A irregularidade das chuvas impactou diretamente o setor agrícola da região. De acordo com o climatologista, a redução no volume pluviométrico interfere no planejamento do plantio, no desenvolvimento das culturas e nas épocas de safra, afetando especialmente a monocultura predominante no Triângulo Mineiro.
Distribuição mensal das chuvas mês a mês
Os meses com menor volume de chuva foram julho e agosto, período típico de estiagem na região, com apenas 1,4 mm e 4 mm registrados, respectivamente. As chuvas começaram a ganhar força novamente a partir de outubro, mas sem alcançar volumes suficientes para compensar o déficit acumulado ao longo do ano.
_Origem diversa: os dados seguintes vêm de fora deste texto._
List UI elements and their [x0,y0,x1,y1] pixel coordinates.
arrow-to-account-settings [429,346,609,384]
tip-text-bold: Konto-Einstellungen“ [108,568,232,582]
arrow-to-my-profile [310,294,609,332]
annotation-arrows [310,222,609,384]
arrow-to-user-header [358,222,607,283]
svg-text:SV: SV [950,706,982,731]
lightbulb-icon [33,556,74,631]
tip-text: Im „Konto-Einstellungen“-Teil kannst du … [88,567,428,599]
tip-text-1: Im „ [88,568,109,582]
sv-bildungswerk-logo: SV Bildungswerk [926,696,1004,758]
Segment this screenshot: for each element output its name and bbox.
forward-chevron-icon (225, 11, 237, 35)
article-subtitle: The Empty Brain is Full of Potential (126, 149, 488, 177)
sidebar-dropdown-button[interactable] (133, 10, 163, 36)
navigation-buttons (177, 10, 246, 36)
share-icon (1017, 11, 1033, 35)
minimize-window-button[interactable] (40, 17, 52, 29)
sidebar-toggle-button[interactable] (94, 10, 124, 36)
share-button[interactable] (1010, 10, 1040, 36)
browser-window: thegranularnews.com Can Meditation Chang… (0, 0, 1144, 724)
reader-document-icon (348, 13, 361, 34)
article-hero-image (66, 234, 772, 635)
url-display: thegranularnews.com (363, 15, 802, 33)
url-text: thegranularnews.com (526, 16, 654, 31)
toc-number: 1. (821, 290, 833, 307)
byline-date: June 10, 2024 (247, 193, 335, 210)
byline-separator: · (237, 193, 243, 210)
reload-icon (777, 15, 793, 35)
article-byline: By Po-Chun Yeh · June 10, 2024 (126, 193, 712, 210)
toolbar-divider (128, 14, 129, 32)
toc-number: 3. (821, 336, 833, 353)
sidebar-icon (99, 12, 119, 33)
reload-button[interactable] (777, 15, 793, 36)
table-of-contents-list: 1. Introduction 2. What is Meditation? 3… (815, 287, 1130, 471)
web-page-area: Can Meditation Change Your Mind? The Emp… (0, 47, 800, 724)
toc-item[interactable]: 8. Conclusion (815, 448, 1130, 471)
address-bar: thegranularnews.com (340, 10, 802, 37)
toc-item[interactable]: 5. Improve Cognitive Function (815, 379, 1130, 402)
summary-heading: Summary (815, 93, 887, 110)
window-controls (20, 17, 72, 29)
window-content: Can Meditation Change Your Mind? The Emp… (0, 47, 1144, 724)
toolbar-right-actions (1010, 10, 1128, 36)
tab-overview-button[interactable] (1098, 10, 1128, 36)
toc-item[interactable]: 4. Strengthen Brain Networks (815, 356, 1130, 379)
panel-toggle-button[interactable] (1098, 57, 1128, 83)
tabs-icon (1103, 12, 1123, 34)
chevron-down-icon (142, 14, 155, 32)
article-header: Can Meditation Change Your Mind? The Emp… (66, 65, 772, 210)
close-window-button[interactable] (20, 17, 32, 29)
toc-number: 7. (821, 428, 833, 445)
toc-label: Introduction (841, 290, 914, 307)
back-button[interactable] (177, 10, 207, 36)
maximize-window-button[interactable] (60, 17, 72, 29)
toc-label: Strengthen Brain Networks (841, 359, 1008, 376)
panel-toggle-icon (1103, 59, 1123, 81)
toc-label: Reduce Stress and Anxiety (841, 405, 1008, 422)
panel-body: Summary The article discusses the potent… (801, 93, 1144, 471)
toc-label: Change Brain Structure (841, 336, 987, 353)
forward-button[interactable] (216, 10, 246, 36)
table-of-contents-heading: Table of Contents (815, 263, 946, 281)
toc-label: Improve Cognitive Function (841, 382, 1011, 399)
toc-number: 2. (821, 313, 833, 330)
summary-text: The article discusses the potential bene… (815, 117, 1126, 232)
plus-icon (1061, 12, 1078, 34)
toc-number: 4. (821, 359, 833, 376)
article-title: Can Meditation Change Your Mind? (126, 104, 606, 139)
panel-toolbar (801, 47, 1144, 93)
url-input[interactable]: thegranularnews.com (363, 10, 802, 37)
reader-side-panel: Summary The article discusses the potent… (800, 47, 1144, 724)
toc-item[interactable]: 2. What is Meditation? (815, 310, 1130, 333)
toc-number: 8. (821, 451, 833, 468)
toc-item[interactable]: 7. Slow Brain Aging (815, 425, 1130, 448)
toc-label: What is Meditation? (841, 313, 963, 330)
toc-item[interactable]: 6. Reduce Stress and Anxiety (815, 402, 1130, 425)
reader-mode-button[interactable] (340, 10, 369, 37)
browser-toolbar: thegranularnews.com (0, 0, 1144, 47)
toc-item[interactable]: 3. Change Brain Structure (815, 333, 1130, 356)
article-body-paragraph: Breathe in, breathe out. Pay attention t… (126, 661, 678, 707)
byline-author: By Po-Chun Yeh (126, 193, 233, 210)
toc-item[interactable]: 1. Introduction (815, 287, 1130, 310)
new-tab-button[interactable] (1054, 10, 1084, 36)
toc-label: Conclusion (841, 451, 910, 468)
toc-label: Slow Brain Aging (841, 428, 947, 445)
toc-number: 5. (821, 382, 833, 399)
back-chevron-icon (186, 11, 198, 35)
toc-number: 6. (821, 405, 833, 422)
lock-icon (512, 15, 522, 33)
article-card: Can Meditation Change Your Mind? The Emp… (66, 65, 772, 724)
Precipitação mensal em Uberlândia 2025:
- Janeiro: 198,6 mm
- Fevereiro: 125,8 mm
- Março: 98,6 mm
- Abril: 147,4 mm
- Maio: 22,2 mm
- Junho: 12 mm
- Julho: 1,4 mm
- Agosto: 4 mm
- Setembro: 11 mm
- Outubro: 126 mm
- Novembro: 106,8 mm
- Dezembro: 293,6 mm
Previsão para os próximos meses
A chegada de 2026 será acompanhada por um cenário de instabilidade no Triângulo Mineiro e no Alto Paranaíba. Entre os primeiros dias de janeiro, a previsão indica calor, céu carregado e temporais que podem ocorrer principalmente entre a tarde e a noite, trazendo riscos de alagamentos, ventos fortes e transtornos urbanos.
Para o verão, a expectativa é de chuvas irregulares, com possibilidade de períodos de veranico, quando há dias seguidos de calor e estiagem, intercalados por pancadas intensas de chuva. “A previsão indica um cenário extremamente irregular para os próximos três meses, com volumes dentro da média em alguns períodos e abaixo da média em outros”, concluiu Borges.